My eyes grew big over the glass of wine I was drinking.

"Excuse me?"

"We have to talk about it. We're dating to see if we're compatible enough to be married. And if we do get married and one of us wants children it would be with each other. So we need to discuss it."

I slowly sat my glass down. Kallie was right. But I didn't want to accidentally say the right thing.

"Um... okay. You brought it up. How do you feel about children?"

"I think I would want them."

"You do?"

"Yeah. Babies are adorable. Imagine having one of your own. If I decided to have children, I'm thinking... a couple. I mean I'm not necessarily waiting to have them but... if we were to get married, I don't mind it if it should come to that. I love children."

I sighed out loud for her benefit but I was so happy in my head. Because she answered first, I knew the direction I wanted to take my answer.

"Well that is... too bad, I think."

"What? Why?"

"Because I don't want kids."

"Really?"

"Really. Not one."

"Why?"

"I don't have the patience for those little crumb snatchers."

I studied her reaction. She looked mildly horrified.
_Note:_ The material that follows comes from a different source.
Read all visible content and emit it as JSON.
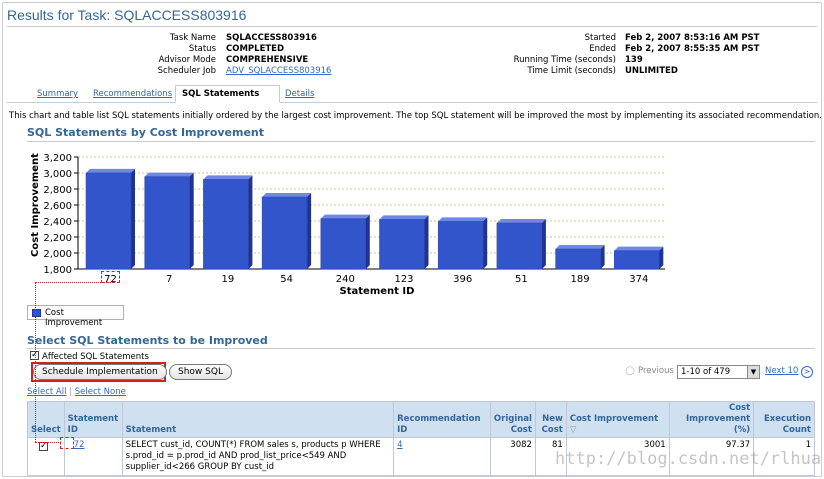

But she also looked as if she didn't believe me.

Suddenly she burst into laughter.

"Okay. You got me. That's funny."

"What do you mean?"

She stopped laughing.

"Wait. You're serious?"

"I am."

Now she was just plain confused.

"But why? You don't like kids?"

"Of course I do. When they're someone else's. But my own?"
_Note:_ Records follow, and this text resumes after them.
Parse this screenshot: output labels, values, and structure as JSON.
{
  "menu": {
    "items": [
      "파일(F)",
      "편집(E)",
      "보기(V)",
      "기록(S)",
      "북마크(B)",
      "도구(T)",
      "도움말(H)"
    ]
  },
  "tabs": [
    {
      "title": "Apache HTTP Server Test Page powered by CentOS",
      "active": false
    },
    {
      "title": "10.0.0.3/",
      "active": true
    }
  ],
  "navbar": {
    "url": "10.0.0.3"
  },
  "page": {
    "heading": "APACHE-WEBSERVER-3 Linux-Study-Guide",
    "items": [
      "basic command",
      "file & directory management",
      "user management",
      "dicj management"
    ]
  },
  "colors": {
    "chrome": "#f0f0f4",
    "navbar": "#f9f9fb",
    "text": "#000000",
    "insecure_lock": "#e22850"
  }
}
I gave her the throat cut signal.

"I'm sorry but it just feels like a lot of work which I'm not nor do I think I will ever be prepared to do."

She sat back in her chair as if she was thinking. Then she nodded.

"Okay... well like I said. I'm open to it if you want. But it's not something I feel that I need. Not having children also isn't a deal breaker despite how many grandchildren my father wants. So we'll just see how everything else goes and measure it all together in time."

"Okay." I said.

Now she picked up her glass to drink. I cursed myself silently. I knew I didn't really hate kids but maybe I should have went further and called them more than crumb snatchers. I just didn't want to horrify her too much. I was already lying to her. Adding child-hater to my reputation wasn't exactly the direction I was going for.

🌈 🌈 🌈

Ever since I moved into my own home, I hardly ever saw my mother anymore. I spoke to her on the phone at times. But seeing her in person wasn't something I did much of. So one particular day, I decided to change that and go see her.

She was excited when she opened the door and saw me.

"You know you don't have to knock." She told me.